Projekte

Projektvorhaben Erfahrungsberichte

Projekte 2016

 

Made for Love (Oktober 2016 in Berlin)
Monster Truck

Das Ziel des Projekts war es, sich mit dem weiten Feld des Genres: „Objekttheater“ auseinanderzusetzen. Ging es bei vorangehenden Arbeiten der Gruppe Monster Truck eher darum, Subjekte (vermeintlich bzw. ironisiert) zu objektivieren, wollten wir für „Made for Love“ Objekte subjektivieren, indem wir Dingen Rollen zuweisen, die eine Geschichte erzählen. Hierbei sollte das gleiche Publikum angesprochen werden, das sich für die Arbeiten von Monster Truck im Bereich der Theaterperformances interessiert, im besten Fall jedoch noch neue ZuschauerInnen aus dem Feld des Figuren/Objekttheaters dazugewinnen. Ausgehend von einer kleinen Arbeit (ca. 15 Min.) im Theater Rampe Stuttgart im Winter 2013, bei der Pflanzen Romeo und Julia von Shakespeare „spielten“, wollten wir die gleiche Strategie mit Alltagsgegenständen wie einer Shampooflasche und einer Milchtüte anwenden.
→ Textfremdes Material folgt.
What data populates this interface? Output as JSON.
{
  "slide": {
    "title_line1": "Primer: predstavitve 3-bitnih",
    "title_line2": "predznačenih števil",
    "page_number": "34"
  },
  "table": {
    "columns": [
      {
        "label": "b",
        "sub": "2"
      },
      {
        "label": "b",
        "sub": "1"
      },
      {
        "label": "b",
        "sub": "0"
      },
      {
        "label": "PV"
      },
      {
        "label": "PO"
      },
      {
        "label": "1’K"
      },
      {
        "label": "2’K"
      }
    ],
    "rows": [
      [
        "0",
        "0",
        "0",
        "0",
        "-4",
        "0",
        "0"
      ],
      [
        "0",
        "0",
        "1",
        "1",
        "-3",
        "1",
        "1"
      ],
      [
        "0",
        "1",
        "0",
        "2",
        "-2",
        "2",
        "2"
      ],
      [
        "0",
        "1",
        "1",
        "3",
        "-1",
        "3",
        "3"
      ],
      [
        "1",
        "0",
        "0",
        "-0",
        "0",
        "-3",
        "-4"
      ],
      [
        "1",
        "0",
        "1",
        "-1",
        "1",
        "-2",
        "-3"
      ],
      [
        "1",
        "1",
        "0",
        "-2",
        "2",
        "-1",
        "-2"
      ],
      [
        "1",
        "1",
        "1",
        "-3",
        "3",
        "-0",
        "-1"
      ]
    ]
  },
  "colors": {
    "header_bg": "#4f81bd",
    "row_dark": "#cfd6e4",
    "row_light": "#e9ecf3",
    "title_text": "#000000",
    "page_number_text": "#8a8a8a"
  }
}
Über die Probenarbeit stellten wir jedoch fest, dass der Witz, dass einem Gegenstand eine Rolle und Emotionen zugeordnet wird, nicht allzu lange trägt, wenn es sich um ein abendfüllendes Stück handelt. Auch Versuche, uns in eher „klassischem“ Puppen/Marionettenspiel zu versuchen, verliefen eher unbefriedigend. Somit änderten wir die Ausgangsidee, indem wir nicht die konkreten Gegenstände verwendeten, sondern Abbilder davon und über den Vorgangs des Plakatierens, eine Zeitachse die einzelnen Fotos verband. Das Format des Plakats schien uns auch passend, da es eine typische Präsentationsform von Konsumgütern in der Werbung ist und sich mit dem Motto des Favoriten-Festivals („Blendwerke“) gut ergänzte.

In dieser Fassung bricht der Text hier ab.